Boletim do Ministério da Saúde, com dados inéditos, afirma que a taxa de mortalidade por suicídio entre os homens e mulheres de Mato Grosso do Sul é maior do que a média nacional. No país, para os homens, é de 8,7 a cada 100 mil habitantes, e no Estado, é de 13,3. Já para as mulheres, enquanto o país registra uma taxa de 2,4, Mato Grosso do Sul tem taxa de 3,6. Outro levantamento, realizado pela Sesau (Secretaria municipal de saúde), identificou uma tentativa de suicídio a cada 10h em Campo Grande, em 2016, incluindo crianças.
Outros recortes, além disso, trouxeram nova luz à questão, como o aumento muito mais acentuado entre indígenas, e a letalidade das autolesões em idosos. O levantamento do Ministério da Saúde afirma que são 11 mil pessoas, a cada ano, que cometem suicídio no Brasil. A taxa de mortalidade a cada 100 mil habitantes subiu em 2015, alcançando 5,7. Em 2014, após registrar queda, a taxa em todo o país foi de 5,5. Entre os indígenas, a taxa de mortalidade é de 15,2: crianças e jovens representam 44,8% dessas mortes. Trata-se de uma faixa etária que contempla desde crianças de 10 anos até jovens de 19.
É preciso falar sobre
Ana opina que a divulgação do assunto com seriedade e empatia, além do aumento da discussão, pode fazer com que a ajuda de organizações como o CVV ganhem força. "Cada vez que sai uma divulgação à respeito do CVV a gente percebe que aumenta o número buscando o trabalho. Apesar do CVV ter 55 anos são poucas pessoas que conhecem".

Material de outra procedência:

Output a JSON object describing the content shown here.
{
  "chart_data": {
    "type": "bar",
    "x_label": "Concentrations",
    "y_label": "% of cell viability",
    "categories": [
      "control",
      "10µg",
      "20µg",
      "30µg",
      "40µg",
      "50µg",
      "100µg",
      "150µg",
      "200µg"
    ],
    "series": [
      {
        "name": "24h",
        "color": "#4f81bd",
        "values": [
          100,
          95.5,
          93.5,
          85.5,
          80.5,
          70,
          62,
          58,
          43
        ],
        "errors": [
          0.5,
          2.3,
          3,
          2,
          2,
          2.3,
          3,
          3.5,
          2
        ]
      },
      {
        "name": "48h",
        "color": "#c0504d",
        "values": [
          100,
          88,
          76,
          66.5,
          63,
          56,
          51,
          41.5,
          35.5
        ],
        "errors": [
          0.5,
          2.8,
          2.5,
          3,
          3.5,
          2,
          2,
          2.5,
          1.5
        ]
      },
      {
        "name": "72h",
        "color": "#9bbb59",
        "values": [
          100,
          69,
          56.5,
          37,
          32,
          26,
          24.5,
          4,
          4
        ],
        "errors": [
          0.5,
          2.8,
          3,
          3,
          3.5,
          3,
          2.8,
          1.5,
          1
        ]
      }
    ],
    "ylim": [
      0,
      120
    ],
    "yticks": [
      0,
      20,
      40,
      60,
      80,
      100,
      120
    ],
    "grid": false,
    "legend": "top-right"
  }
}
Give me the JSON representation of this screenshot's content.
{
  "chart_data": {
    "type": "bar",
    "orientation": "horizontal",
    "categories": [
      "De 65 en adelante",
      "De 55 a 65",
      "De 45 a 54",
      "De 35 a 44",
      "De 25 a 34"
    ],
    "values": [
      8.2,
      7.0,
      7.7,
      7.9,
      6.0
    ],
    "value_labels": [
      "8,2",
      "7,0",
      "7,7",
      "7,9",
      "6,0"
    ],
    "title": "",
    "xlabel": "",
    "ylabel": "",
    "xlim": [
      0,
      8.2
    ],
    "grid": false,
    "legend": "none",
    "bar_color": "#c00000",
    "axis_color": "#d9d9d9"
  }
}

Ana acredita que a falta de diálogo e compartilhamento das próprias angústias pode até ser percebido no dia-a-dia. "O que a gente tem percebido, escutado, é que você senta no ônibus, numa fila, num banco, sempre aparece alguém, começa a falar, falar, está uma angústia muito grande", relata.
"Está todo mundo correndo muito pra buscar a sobrevivência, acaba havendo um distanciamento das pessoas, acaba gerando essa frieza emocional. Falar é a melhor solução. O que temos percebido, quando vamos nas palestras a gente percebe, é que elas sentem necessidade de compartilhar o que estão sentido" explica a voluntária.
Você não está só - O CVV realiza apoio emocional. O contato com o Centro é voluntário e gratuito em todo o Brasil, para qualquer pessoa que precise conversar, sob total sigilo, por telefone, email, chat e voip 24 horas todos os dias. Ligue 141 e peça ajuda. Em Mato Groso do Sul, à partir de hoje (30) o CVV (Centro de Valorização da Vida) passará a atender gratuitamente pelo 188. A novidade no atendimento contempla mais 7 estados brasileiros.